Funchal, capitale culinaire : quelques adresses par envie
Pour récapituler, voici un tableau qui peut servir de mémo aux expatriés, sans prétendre à l’exhaustivité.
| Envie / Budget | Adresse à Funchal (exemples) | Spécialités ou intérêt principal |
|---|---|---|
| Déjeuner très économique | Rustikus, A Tendinha | Prato do dia, cuisine maison, clientèle locale |
| Poisson frais simple | Bela 5 Snack Bar, Gavião Novo, Peixaria no Mercado | Poissons grillés, lapas, plats de marché |
| Tapas madériennes | Taberna Madeira, O Americano, Jarana | Milho frito, espetadas en petites portions, charcuteries ibériques |
| Cuisine portugaise moderne abordable | Informal, Kampo, 5 Sentidos, Tipografia | Assiettes créatives, produits locaux retravaillés |
| Grande occasion gastronomique | Desarma, Il Gallo d’Oro, William, Avista | Menus dégustation, vue panoramique ou cadre d’exception |
| Dîner romantique | Villa Cipriani, Casal da Penha, Restaurante do Forte | Cadre soigné, vue mer, cuisine raffinée |
| Institution traditionnelle | Zarcos, Casa Madeirense, Restaurante Dos Combatentes | Portions généreuses, recettes classiques |
| Brunch et café « à la ville » | Mya Petit Café, Brunch Club | Petit‑déjeuner tardif, pâtisseries, ambiance contemporaine |
| Pause sucrée / historique | The Ritz Madeira, Pastelaria Pau de Canela | Pastéis de nata, gâteaux, ambiance historique |
En parallèle, les tavernes de poncha dans des villages comme Serra de Água (Taberna da Poncha) complètent le paysage, même si elles ne se trouvent pas à Funchal même.
Goûter l’île au fil des fêtes gastronomiques
Une autre façon de s’immerger est de suivre l’agenda des fêtes dédiées aux produits. Curral das Freiras célèbre la châtaigne lors d’une Festa da Castanha très animée, combinant soupe, gâteaux, liqueurs et plats salés. Faial met à l’honneur l’anone, Jardim da Serra les cerises, Madalena do Mar la banane, Ilha le citron. Paul do Mar organise un festival des lapas grillées, Santana un itinéraire truite et cidre.
Le festival Saborea propose des parcours thématiques culinaires (couscous, fruits de mer, pâtisseries conventuelles, fruits, tubercules, pains) et un stand dédié aux vins et boissons régionales. C’est une opportunité idéale pour les expatriés de découvrir une grande diversité de plats locaux en peu de temps et à des prix souvent plus avantageux que dans les restaurants.

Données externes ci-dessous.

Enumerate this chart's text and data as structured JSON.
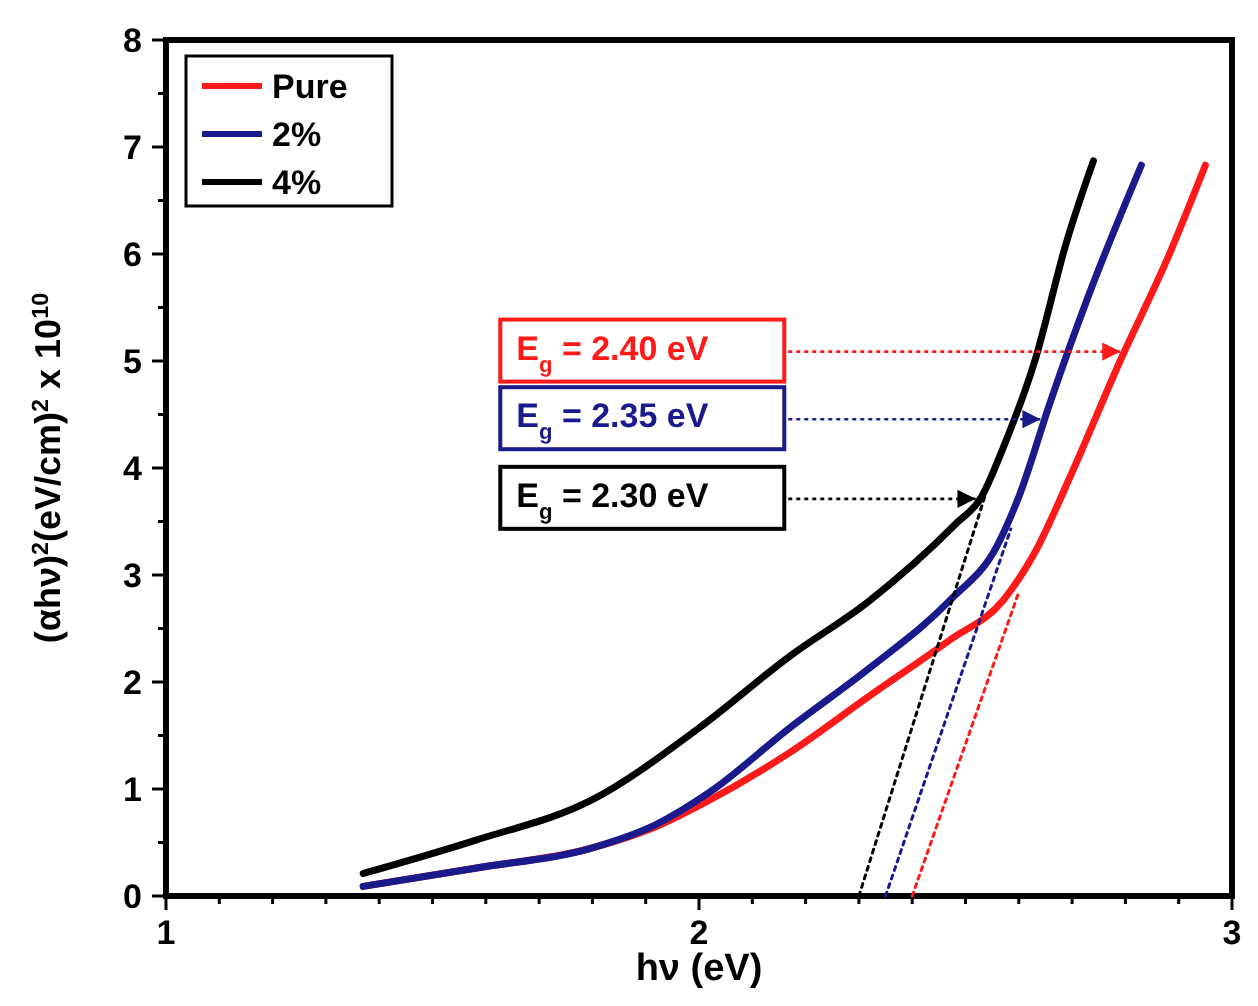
{
  "chart_data": {
    "type": "line",
    "xlabel": "hν (eV)",
    "ylabel": "(αhν)$^{2}$(eV/cm)$^{2}$ x 10$^{10}$",
    "xlim": [
      1,
      3
    ],
    "ylim": [
      0,
      8
    ],
    "xticks": [
      1,
      {
        "value": 1.1,
        "label": null
      },
      {
        "value": 1.2,
        "label": null
      },
      {
        "value": 1.3,
        "label": null
      },
      {
        "value": 1.4,
        "label": null
      },
      {
        "value": 1.5,
        "label": null
      },
      {
        "value": 1.6,
        "label": null
      },
      {
        "value": 1.7,
        "label": null
      },
      {
        "value": 1.8,
        "label": null
      },
      {
        "value": 1.9,
        "label": null
      },
      2,
      {
        "value": 2.1,
        "label": null
      },
      {
        "value": 2.2,
        "label": null
      },
      {
        "value": 2.3,
        "label": null
      },
      {
        "value": 2.4,
        "label": null
      },
      {
        "value": 2.5,
        "label": null
      },
      {
        "value": 2.6,
        "label": null
      },
      {
        "value": 2.7,
        "label": null
      },
      {
        "value": 2.8,
        "label": null
      },
      {
        "value": 2.9,
        "label": null
      },
      3
    ],
    "yticks": [
      0,
      {
        "value": 0.5,
        "label": null
      },
      1,
      {
        "value": 1.5,
        "label": null
      },
      2,
      {
        "value": 2.5,
        "label": null
      },
      3,
      {
        "value": 3.5,
        "label": null
      },
      4,
      {
        "value": 4.5,
        "label": null
      },
      5,
      {
        "value": 5.5,
        "label": null
      },
      6,
      {
        "value": 6.5,
        "label": null
      },
      7,
      {
        "value": 7.5,
        "label": null
      },
      8
    ],
    "grid": false,
    "legend": "top left",
    "marker": "none",
    "line_style": "solid",
    "series": [
      {
        "name": "Pure",
        "color": "#ff1a1a",
        "x": [
          1.37,
          1.58,
          1.8,
          1.92,
          2.01,
          2.17,
          2.32,
          2.47,
          2.57,
          2.63,
          2.7,
          2.79,
          2.88,
          2.95
        ],
        "values": [
          0.09,
          0.26,
          0.45,
          0.65,
          0.87,
          1.34,
          1.87,
          2.39,
          2.76,
          3.21,
          3.96,
          5.0,
          5.97,
          6.83
        ]
      },
      {
        "name": "2%",
        "color": "#1a1a8c",
        "x": [
          1.37,
          1.58,
          1.8,
          1.92,
          2.02,
          2.17,
          2.32,
          2.47,
          2.56,
          2.6,
          2.66,
          2.73,
          2.83
        ],
        "values": [
          0.09,
          0.26,
          0.45,
          0.67,
          0.97,
          1.57,
          2.13,
          2.76,
          3.28,
          3.73,
          4.63,
          5.6,
          6.83
        ]
      },
      {
        "name": "4%",
        "color": "#000000",
        "x": [
          1.37,
          1.58,
          1.8,
          2.0,
          2.17,
          2.32,
          2.48,
          2.53,
          2.57,
          2.63,
          2.69,
          2.74
        ],
        "values": [
          0.21,
          0.52,
          0.9,
          1.57,
          2.24,
          2.76,
          3.47,
          3.73,
          4.18,
          5.0,
          6.12,
          6.87
        ]
      },
      {
        "color": "#ff1a1a",
        "line_style": "dotted",
        "x": [
          2.4,
          2.6
        ],
        "values": [
          0,
          2.84
        ]
      },
      {
        "color": "#1a1a8c",
        "line_style": "dotted",
        "x": [
          2.35,
          2.585
        ],
        "values": [
          0,
          3.43
        ]
      },
      {
        "color": "#000000",
        "line_style": "dotted",
        "x": [
          2.3,
          2.555
        ],
        "values": [
          0,
          4.03
        ]
      }
    ],
    "annotations": [
      "E$_{g}$ = 2.40 eV",
      "E$_{g}$ = 2.35 eV",
      "E$_{g}$ = 2.30 eV"
    ]
  }
}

Conclure : apprivoiser Madère par la fourchette
Vivre à Madère, ce n’est pas seulement profiter du climat, des paysages et du coût de la vie ; c’est aussi, jour après jour, apprivoiser un calendrier de produits, des recettes puisées dans l’histoire maritime et agricole de l’île, et une manière très sociale de se mettre à table.
Pour s’intégrer et profiter pleinement de la vie à Madère en tant qu’expatrié, il est conseillé de combiner des habitudes quotidiennes simples (comme faire son marché le dimanche ou déjeuner dans des snack-bars de quartier) avec des expériences culinaires plus approfondies (cours de cuisine, dégustation de vins). Adopter les gestes locaux, comme commander la poncha maison, partager une espetada ou accompagner un bolo do caco chaud d’une bière Coral, fait naturellement partie de la routine d’intégration.
À Madère, la gastronomie n’est ni un folklore figé ni une simple attraction pour visiteurs : elle constitue un langage quotidien. L’apprendre, c’est gagner une clé supplémentaire pour comprendre l’île que l’on a choisie comme nouveau chez‑soi.